S'agissant de la formation, il faut amener les tradipraticiens et les allopathes (médecine occidentale) à comprendre la nécessité d'une coopération et collaboration dans la prise en charge des patients. Il faudrait aussi intensifier la recherche-développement sur les pratiques de la médecine traditionnelle, comme c'est d'ailleurs le cas avec l'ONG Prometra.

4- Des questions intellectuelles, éthiques et économiques 

L’être humain a toujours été enclin à fournir le moindre effort ou à dépenser peu pour avoir un service. Au Cameroun, on dit souvent que « le moins cher est cher ». L’un des facteurs de réussite de la médecine traditionnelle est le coût qualifié d’abordable. Mais on ignore que la santé c’est la vie et par conséquent n’a pas de prix.

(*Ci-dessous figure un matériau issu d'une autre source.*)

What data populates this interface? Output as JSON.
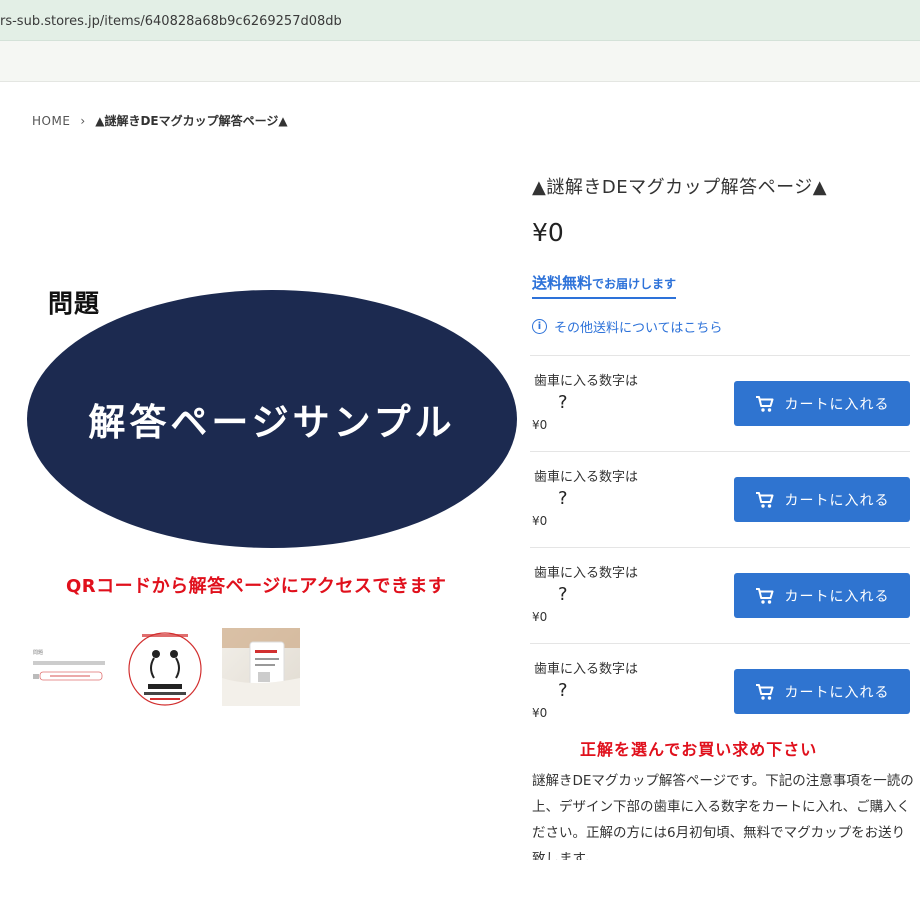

Les statistiques de l’OMS démontrent de manière écrasante que ce sont les pays les plus pauvres du monde qui ont le plus besoin de traitements peu onéreux et efficaces pour les maladies transmissibles. Plus de 50% des décès d’enfants dans les pays en voie de développement sont dus à tout juste cinq maladies infectieuses. De même, 99% des deux millions de décès causés par la tuberculose chaque année ont lieu dans les pays en voie de développement et 90% des 30 millions de cas actuels de VIH/SIDA se trouvent en Afrique subsaharienne.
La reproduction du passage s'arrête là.